Vivek Bhandari, Senior Director of Product Marketing, Networking & Security, VMware

“I think that question in itself brings out the complexity that customers are dealing with. Yes, absolutely. There are just too many ways in you have to assume the attacker is in the network and you enable the capabilities, a lot of the stuff we talked about to really identify right those things so again, behaviour-based techniques, anomalies, having the right checkpoints along your networks is important. You can’t simply assume you will catch everything only at the endpoint or with identity because look, attackers are using very creative mechanisms you’re exploiting vulnerabilities, and you absolutely need those ability to inspect the traffic that’s inside, right because you’re not going to trust it. And so, the right checkpoints, the right techniques at scale, right in a modern way where you don’t have to sort of go to just centralized solutions can help customers solve that problem?”

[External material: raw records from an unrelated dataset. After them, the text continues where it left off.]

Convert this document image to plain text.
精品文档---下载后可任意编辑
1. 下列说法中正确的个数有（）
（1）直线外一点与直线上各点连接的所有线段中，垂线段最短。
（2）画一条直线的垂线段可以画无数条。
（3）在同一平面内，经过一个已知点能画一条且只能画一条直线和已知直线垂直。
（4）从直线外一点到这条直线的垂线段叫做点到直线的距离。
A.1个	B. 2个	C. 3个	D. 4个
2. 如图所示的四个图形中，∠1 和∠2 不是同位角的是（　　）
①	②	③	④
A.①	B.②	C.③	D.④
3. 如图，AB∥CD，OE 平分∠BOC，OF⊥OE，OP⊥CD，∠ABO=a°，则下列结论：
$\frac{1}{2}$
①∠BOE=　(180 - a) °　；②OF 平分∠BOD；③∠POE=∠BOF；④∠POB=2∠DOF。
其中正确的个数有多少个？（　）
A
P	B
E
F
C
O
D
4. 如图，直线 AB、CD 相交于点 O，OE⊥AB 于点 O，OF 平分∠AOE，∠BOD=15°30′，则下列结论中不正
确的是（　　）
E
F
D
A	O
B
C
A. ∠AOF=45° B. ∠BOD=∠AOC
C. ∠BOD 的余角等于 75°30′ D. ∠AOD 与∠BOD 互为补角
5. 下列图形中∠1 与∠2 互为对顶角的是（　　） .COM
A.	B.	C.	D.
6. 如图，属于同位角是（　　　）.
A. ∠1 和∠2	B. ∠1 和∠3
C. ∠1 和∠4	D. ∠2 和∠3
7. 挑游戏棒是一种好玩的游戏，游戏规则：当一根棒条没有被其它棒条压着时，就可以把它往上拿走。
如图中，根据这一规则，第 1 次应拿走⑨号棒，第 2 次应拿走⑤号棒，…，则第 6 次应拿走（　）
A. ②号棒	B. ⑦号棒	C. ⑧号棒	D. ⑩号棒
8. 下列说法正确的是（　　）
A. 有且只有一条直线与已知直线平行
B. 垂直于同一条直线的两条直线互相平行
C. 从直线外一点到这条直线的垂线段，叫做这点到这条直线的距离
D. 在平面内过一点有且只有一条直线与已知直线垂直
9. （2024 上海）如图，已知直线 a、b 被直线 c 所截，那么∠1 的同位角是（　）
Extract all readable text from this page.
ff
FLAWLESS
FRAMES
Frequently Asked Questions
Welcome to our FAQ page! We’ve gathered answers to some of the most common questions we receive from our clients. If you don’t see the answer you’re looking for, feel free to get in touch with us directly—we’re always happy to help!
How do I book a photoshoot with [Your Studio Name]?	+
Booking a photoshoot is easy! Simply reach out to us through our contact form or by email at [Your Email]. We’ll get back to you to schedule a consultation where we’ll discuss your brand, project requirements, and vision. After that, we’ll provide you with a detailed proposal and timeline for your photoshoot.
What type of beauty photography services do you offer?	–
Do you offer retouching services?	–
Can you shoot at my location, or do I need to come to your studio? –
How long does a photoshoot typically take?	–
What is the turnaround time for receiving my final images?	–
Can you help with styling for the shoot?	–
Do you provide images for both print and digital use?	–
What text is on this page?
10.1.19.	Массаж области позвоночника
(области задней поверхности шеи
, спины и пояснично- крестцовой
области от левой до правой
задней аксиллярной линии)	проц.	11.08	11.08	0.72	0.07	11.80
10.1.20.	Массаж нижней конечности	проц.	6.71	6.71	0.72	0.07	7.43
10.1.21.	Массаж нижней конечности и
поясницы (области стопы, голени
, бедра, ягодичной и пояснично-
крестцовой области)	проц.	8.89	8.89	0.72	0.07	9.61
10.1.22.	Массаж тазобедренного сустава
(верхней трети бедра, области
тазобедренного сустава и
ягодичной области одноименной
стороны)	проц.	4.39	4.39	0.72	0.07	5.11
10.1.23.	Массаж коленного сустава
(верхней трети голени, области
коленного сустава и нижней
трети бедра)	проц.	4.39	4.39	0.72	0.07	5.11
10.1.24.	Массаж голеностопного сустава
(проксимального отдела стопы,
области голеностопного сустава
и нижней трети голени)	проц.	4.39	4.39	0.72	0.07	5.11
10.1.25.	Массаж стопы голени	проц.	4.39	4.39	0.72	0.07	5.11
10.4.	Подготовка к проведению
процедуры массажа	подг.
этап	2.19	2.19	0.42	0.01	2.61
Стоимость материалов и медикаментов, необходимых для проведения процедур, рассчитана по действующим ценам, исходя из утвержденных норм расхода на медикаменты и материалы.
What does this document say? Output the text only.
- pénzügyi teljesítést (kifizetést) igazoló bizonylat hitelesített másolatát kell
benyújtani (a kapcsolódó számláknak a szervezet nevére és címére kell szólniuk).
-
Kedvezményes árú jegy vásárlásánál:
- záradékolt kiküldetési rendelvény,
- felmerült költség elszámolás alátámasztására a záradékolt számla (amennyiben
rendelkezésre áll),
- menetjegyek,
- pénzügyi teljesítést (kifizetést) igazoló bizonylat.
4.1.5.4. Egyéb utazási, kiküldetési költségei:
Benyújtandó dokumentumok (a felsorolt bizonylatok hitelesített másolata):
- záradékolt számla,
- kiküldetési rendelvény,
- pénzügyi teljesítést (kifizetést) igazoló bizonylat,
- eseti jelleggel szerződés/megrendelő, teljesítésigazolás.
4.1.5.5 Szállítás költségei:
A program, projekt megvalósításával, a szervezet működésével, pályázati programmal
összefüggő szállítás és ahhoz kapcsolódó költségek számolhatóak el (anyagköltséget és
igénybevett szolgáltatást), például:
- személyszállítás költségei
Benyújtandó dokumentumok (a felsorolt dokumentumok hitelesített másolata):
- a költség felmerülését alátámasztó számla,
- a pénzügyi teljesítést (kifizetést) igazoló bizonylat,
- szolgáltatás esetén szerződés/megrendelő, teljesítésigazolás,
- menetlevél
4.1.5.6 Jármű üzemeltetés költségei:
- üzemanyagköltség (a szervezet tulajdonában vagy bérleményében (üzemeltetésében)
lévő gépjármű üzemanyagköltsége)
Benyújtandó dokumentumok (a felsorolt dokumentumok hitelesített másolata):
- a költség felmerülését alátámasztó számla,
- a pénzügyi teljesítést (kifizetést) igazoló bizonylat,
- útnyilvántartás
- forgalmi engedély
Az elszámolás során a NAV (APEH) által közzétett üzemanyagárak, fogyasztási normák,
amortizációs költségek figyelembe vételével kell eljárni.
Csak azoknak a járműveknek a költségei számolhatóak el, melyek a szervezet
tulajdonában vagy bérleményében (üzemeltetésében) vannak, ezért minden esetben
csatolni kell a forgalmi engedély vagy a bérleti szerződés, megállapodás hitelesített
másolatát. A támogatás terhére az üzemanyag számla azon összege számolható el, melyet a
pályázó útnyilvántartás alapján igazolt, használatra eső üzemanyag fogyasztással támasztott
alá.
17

Chris Kent, Senior Director, Product Marketing, Hashicorp

“I think to layer onto that. One of the interesting things that Galeal brought up and I fully agree here, is if you’re if you’re bringing the security up to like the application or service layer, essentially what you’re saying is like an instance application can talk to Database A, and that is physically the only communication that can occur. Anything else like people, other services, everything else is just blocked out by default? You’re kind of creating a secure vacuum between those two. And I think that’s part of where there’s this shift happening in mindset between this kind of, like legacy world of, you know, we own the network and we own the different kind of components where you’re just saying, No, I’m just gonna make sure like with like mutual TLS let’s say that these two things identify with their own kind of thing. So like, let’s say it’s a public cert, you know, a CA type of thing that can verify this is application a, this can verify this database A and these two are the only two things that can talk and everything else is restricted. So I think at that level, you can scale that out indefinitely without ever having to kind of map out these kind of different endpoints or kind of backdoors if you will.”

As, ever – with a debate between vendors, each has their own standpoint, but what is clear is that – as a concept – zero trust is anything but… In my next blog I shall explore one vendors’ efforts in redefining the “concept” to bring some true context to it.